Hi, this should be good for 2, just make sure the water is boiling hot as you want to make sure you don't end up boiling the spices :)
I also microware the watered down tomato puree for 30-60 seconds as well so it doesn't reduce the heat in the pan
Hope it helps, Josh
5 tablespoons of vegetable oil
1 large sliced brown or white onion
1/2 of a red sliced pepper
1/2 of a green sliced pepper
2.5 tablespoons of ginger garlic paste
4 tablespoons of tomato paste mixed with 4 tablespoons of water
1.5 tablespoons of mix powder or curry powder
2 teaspoons of coriander powder
1 teaspoon of chilli powder
1/2 teaspoon salt
1/2 teaspoon cumin powder
1/2 teaspoon turmeric powder
1/2 teaspoon sugar
5 birds eye or finger chillies, sliced
3/4 of a teaspoon of tandoori masala powder
1/2 of a teaspoon of mustard
400 millilitres of boiling water
10-12 pieces of meat, veg, paneer or tofu
2 green finger chilli (decoration)
1 tomato sliced into 8 pieces
1/4 of a cup of fresh, chopped coriander (decoration)
Thank you!
Nice one Josh 👍🏻
Many thanks, appreciated :)
The Curry Kid Subscribed 👍🏻
Thank you, that's great :)
So the onions and peppers will be rock hard then?

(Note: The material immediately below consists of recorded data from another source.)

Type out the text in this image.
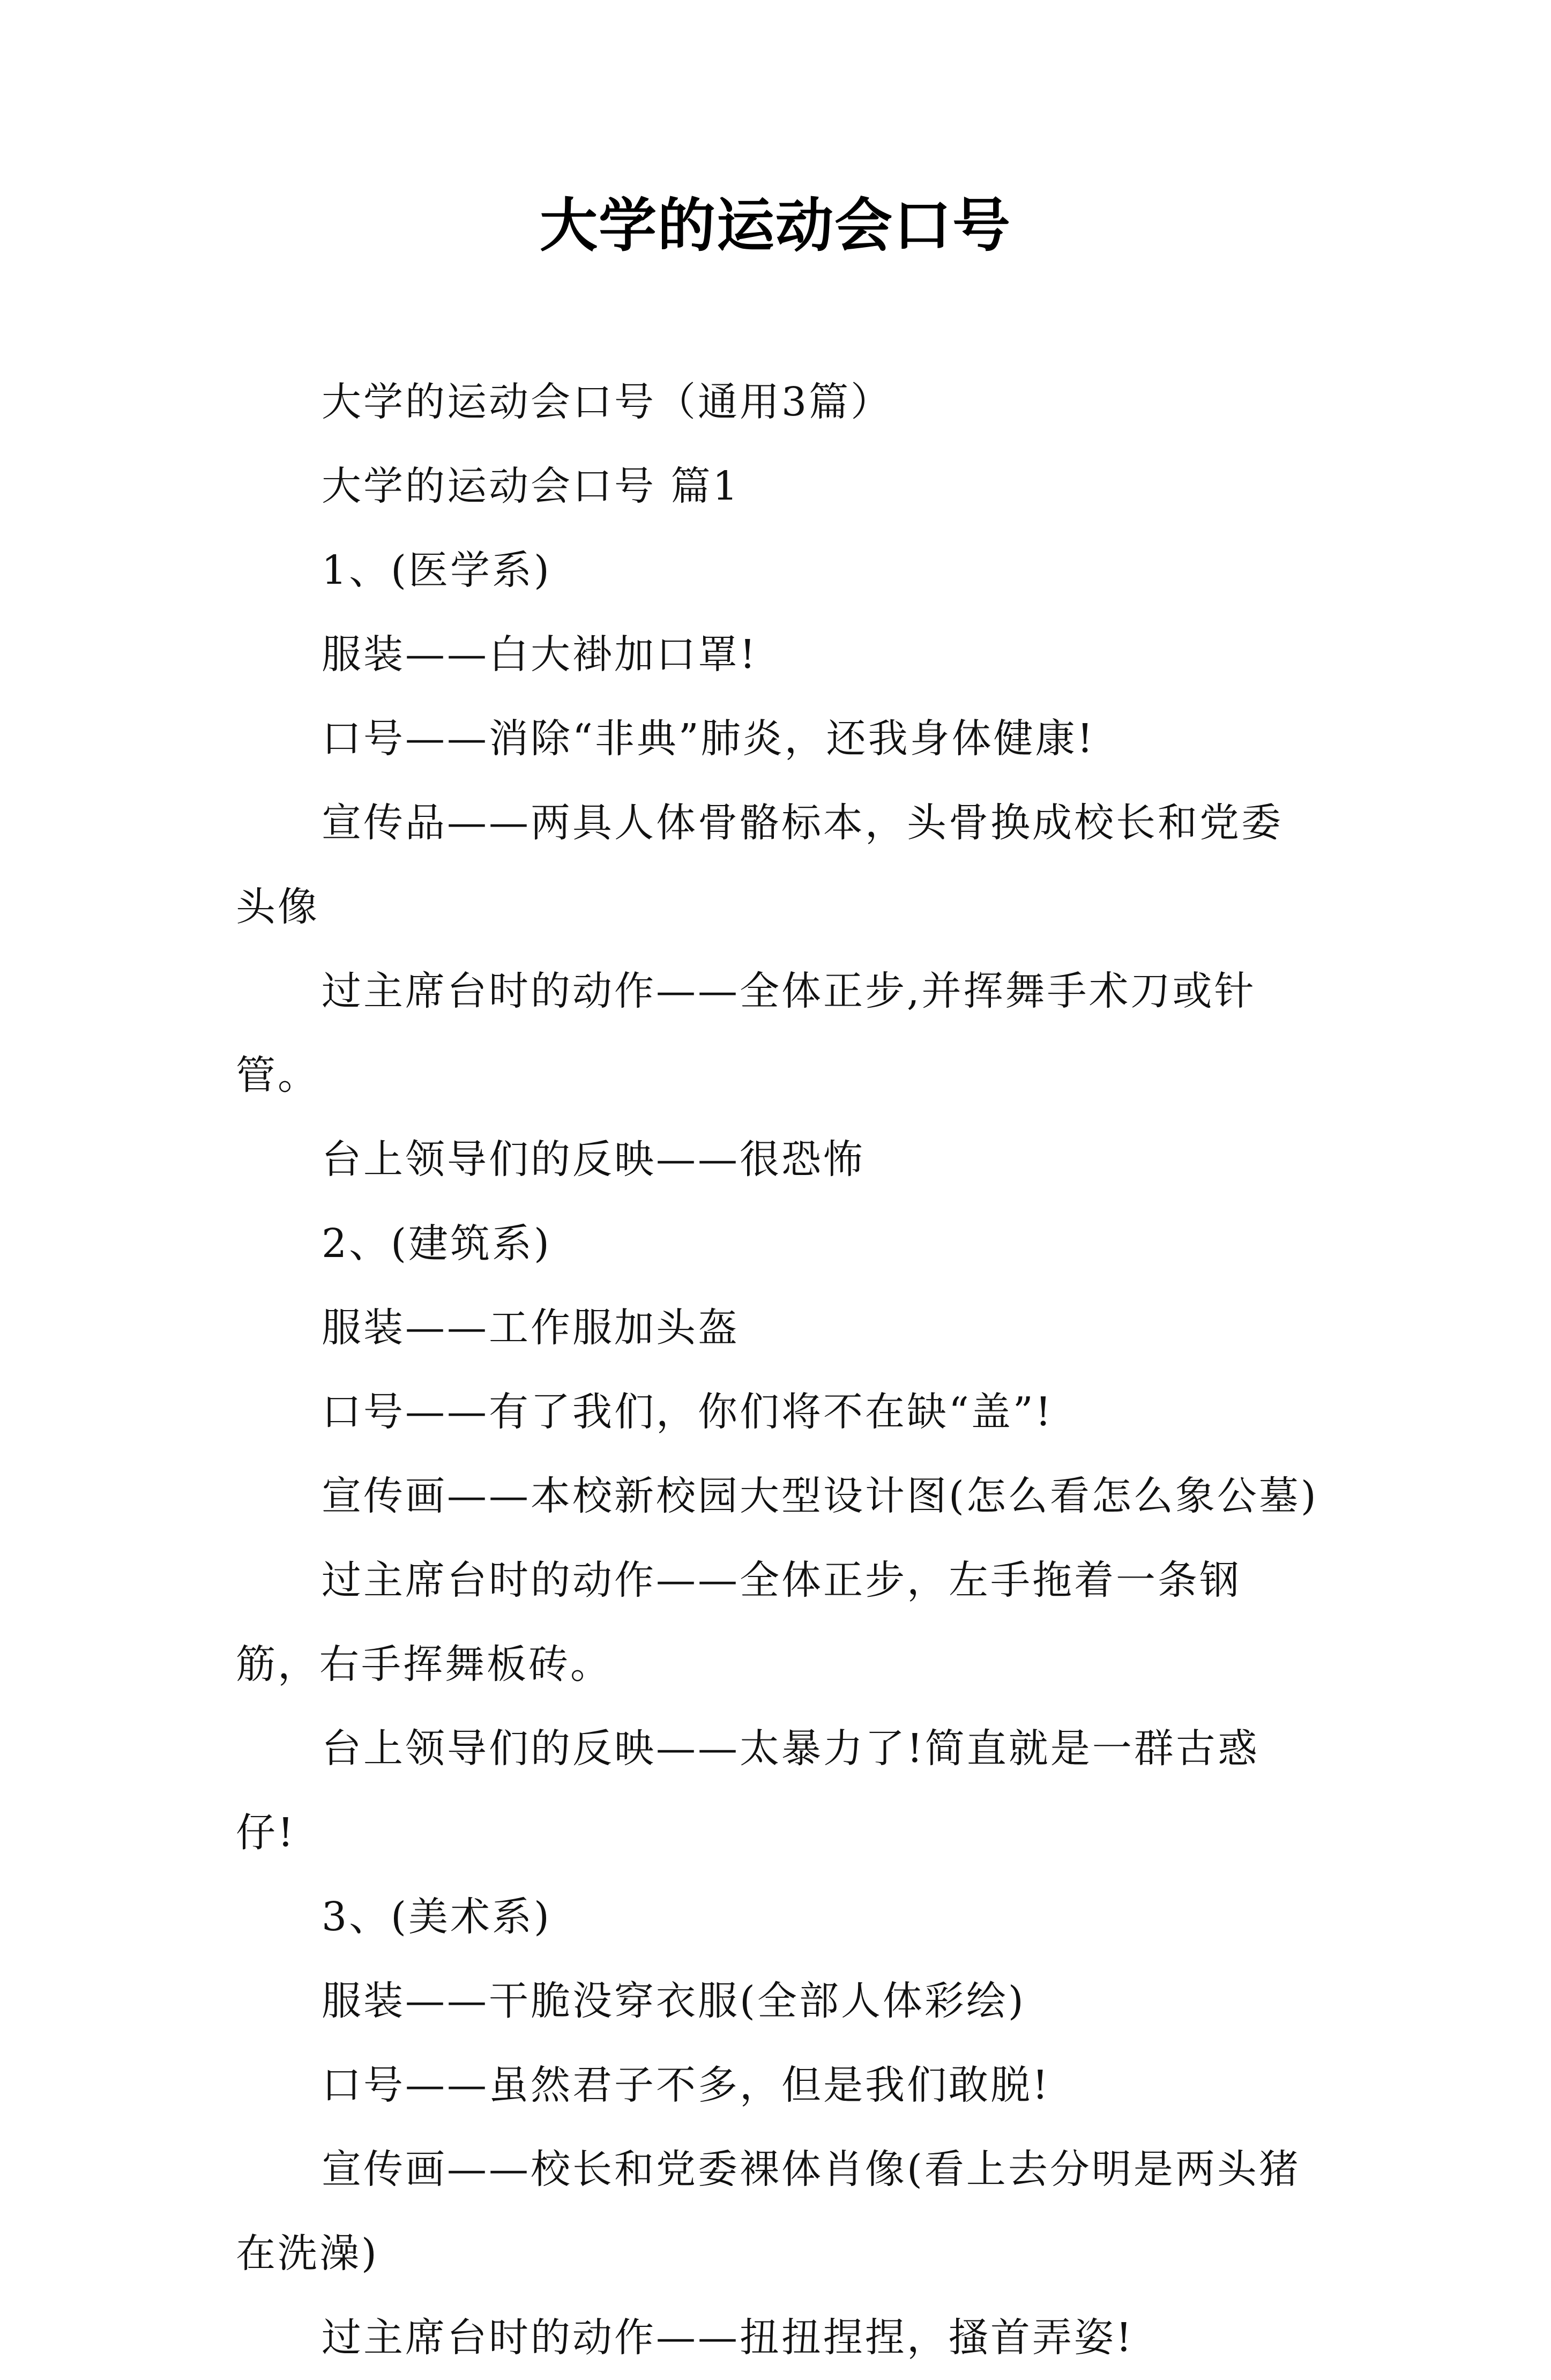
大学的运动会口号

大学的运动会口号（通用3篇）

大学的运动会口号 篇1

1、(医学系)

服装——白大褂加口罩!

口号——消除“非典”肺炎，还我身体健康!

宣传品——两具人体骨骼标本，头骨换成校长和党委头像

过主席台时的动作——全体正步,并挥舞手术刀或针管。

台上领导们的反映——很恐怖

2、(建筑系)

服装——工作服加头盔

口号——有了我们，你们将不在缺“盖”!

宣传画——本校新校园大型设计图(怎么看怎么象公墓)

过主席台时的动作——全体正步，左手拖着一条钢筋，右手挥舞板砖。

台上领导们的反映——太暴力了!简直就是一群古惑仔!

3、(美术系)

服装——干脆没穿衣服(全部人体彩绘)

口号——虽然君子不多，但是我们敢脱!

宣传画——校长和党委裸体肖像(看上去分明是两头猪在洗澡)

过主席台时的动作——扭扭捏捏，搔首弄姿!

No, completely soft but will have a charred edge and the extra taste. Remember they are fried on their own first for a few minutes and then in the pan all the time all the other ingredients are being added and simmered down. This cook was 9 mins from start to finish so plenty of time for them to soften fully.
@@TheCurryKid made it today. delicious mate.
@@planesstevee Wow, great to hear. Thanks for letting me know. :)
Great Recipe - just do not agree cooking in aluminium pans - I do not want to end up with memory problems later on in life.